Real Phone Hacking

By | September 4, 2011

Interesting glimpse into the real world of phone hacking–not the amateurish stuff we’ve been absored by in the UK–by Sharmine Narwani: In Lebanon, The Plot Thickens « Mideast Shuffle.

First off, there’s the indictment just released by the Special Tribunal for Lebanon which, in the words of Narwani,

appears to be built on a simple premise: the “co-location” of cellular phones — traceable to the accused four — that coincide heavily with Hariri’s whereabouts and crucial parts of the murder plot in the six weeks prior to his death.

Indeed, the case relies heavily on Call Data Record (CDR) analysis. Which sounds kind of sophisticated. Or is it? Narwani contends that this could have been manufactured. Indeed, she says,

there isn’t a literate soul in Lebanon who does not know that the country’s telecommunications networks are highly infiltrated — whether by competing domestic political operatives or by foreign entities.

There is plenty of evidence to support this. The ITU recently issued two resolutions [PDF] basically calling on Israel to stop conducting “piracy, interference and disruption, and sedition”.

And Lebanon has arrested at least two men accused of helping Israel infiltrate the country’s cellular networks. What’s interesting about this from a data war point of view is that one of those arrested has confessed, according to Narwani, to lobbying for the cellular operator he worked for not to install more secure hardware, made by Huawei, which would have presumably made eavesdropping harder. (A Chinese company the good guy? Go figure.)
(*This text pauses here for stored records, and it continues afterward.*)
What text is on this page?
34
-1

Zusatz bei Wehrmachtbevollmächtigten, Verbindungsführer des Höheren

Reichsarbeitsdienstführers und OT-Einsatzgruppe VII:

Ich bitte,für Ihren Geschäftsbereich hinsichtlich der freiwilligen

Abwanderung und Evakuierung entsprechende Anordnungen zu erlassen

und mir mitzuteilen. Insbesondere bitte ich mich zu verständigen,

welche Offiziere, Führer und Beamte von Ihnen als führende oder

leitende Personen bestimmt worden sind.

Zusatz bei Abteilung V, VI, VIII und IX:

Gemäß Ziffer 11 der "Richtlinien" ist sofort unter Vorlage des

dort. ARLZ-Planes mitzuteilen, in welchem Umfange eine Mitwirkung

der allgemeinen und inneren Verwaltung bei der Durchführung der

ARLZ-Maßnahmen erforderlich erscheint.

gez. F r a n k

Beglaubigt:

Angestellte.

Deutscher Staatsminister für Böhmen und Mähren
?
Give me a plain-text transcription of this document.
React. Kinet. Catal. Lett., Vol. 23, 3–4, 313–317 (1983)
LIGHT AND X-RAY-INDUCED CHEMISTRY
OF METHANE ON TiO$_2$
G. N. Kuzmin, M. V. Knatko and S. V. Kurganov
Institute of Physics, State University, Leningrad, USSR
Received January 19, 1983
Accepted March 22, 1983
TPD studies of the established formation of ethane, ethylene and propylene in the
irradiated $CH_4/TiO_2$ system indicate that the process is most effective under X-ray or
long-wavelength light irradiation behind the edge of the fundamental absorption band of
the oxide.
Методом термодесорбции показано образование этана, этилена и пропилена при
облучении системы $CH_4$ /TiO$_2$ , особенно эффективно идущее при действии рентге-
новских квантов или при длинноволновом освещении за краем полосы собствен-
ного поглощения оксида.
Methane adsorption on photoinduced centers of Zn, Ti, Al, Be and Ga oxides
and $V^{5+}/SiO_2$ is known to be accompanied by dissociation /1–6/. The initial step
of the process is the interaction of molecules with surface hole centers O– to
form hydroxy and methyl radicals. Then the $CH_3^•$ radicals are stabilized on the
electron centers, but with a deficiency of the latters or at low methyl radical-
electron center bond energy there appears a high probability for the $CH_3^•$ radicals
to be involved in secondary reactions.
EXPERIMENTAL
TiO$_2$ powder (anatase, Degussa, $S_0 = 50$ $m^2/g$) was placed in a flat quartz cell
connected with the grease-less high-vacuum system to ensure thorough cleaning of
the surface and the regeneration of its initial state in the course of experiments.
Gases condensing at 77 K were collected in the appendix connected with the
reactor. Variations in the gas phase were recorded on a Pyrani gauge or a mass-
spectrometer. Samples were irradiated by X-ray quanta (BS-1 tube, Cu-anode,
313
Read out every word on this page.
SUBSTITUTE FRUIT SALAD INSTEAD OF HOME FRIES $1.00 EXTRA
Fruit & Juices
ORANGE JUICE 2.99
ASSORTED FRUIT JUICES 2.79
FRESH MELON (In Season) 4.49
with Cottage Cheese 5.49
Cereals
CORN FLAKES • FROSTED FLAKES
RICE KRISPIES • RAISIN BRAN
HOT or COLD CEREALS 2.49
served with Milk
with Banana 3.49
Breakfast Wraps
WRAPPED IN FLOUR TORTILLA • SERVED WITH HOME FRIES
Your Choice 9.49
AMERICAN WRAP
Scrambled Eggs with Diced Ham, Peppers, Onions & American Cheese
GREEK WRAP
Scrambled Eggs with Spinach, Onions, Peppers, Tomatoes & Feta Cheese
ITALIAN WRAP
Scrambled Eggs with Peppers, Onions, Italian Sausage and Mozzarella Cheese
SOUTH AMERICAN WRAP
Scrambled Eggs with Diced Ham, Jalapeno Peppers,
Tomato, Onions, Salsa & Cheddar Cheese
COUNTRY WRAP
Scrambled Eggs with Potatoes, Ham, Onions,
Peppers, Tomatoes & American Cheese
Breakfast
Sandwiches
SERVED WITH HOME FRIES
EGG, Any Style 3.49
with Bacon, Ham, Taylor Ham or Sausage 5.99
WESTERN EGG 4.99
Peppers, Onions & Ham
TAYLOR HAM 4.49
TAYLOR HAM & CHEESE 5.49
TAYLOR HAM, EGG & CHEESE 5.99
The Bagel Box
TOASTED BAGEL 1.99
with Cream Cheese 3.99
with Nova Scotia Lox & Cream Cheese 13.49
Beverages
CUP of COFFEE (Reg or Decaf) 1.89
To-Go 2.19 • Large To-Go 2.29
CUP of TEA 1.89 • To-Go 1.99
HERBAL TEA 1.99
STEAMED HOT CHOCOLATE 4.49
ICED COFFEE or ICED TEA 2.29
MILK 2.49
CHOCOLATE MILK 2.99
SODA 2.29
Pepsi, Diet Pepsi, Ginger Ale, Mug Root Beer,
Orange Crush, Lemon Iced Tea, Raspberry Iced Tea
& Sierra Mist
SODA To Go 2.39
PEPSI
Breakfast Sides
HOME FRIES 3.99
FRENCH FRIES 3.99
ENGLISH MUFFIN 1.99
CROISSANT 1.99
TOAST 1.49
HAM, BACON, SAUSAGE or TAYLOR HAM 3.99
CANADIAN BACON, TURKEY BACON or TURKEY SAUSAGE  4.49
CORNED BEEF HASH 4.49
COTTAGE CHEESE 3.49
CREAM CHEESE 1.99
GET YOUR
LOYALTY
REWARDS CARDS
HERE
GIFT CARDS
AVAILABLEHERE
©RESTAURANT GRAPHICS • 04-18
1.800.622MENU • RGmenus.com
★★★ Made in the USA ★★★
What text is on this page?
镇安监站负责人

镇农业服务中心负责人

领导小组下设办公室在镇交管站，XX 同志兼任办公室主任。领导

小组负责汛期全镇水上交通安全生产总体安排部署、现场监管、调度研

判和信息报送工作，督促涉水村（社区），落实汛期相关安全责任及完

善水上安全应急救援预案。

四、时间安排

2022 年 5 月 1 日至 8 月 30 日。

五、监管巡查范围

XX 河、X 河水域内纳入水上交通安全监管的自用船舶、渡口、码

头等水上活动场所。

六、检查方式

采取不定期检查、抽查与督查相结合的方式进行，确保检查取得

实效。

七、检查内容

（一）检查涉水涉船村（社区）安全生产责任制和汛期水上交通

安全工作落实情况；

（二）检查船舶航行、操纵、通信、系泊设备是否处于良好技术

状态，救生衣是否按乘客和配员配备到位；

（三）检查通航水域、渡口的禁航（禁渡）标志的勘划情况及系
If this were the case–if Lebanon’s cellular networks were so deeply penetrated–then it’s evidence of the kind of cyberwar we’re not really equipped to understand, let alone deal with: namely data manipulation.

Narwani asks whether it could be possible that the tribunal has actually been hoodwinked by a clever setup: that all the cellular data was faked, when

a conspiring “entity” had to obtain the deepest access into Lebanese telecommunications networks at one or — more likely — several points along the data logging trail of a mobile phone call. They would have to be able to intercept data and alter or forge it, and then, importantly, remove all traces of the intervention.

After all, she says,

the fact is that Hezbollah is an early adherent to the concept of cyberwarfare. The resistance group have built their own nationwide fiber optics network to block enemy eavesdropping, and have demonstrated their own ability to intercept covert Israeli data communications. To imagine that they then used traceable mobile phones to execute the murder of the century is a real stretch.

Who knows? But Darwani asserts that

Nobody doubts Israel’s capacity to carry out this telecom sleight of hand — technology warfare is an entrenched part of the nation’s military strategies. This task would lie somewhere between the relatively facile telephone hacking of the News of the World reporters and the infinitely more complex Stuxnet attack on Iran’s nuclear facilities, in which Israel is a prime suspect.

In other words, there’s something going on here that is probably a lot more sophisticated than a tribunal can get behind. I’m no Mideast expert, but if only half of this is true it’s clear that cellphones are the weakest link in a communications chain. And that if this kind of thing is going on Lebanon, one has to assume that it’s going on in a lot of places.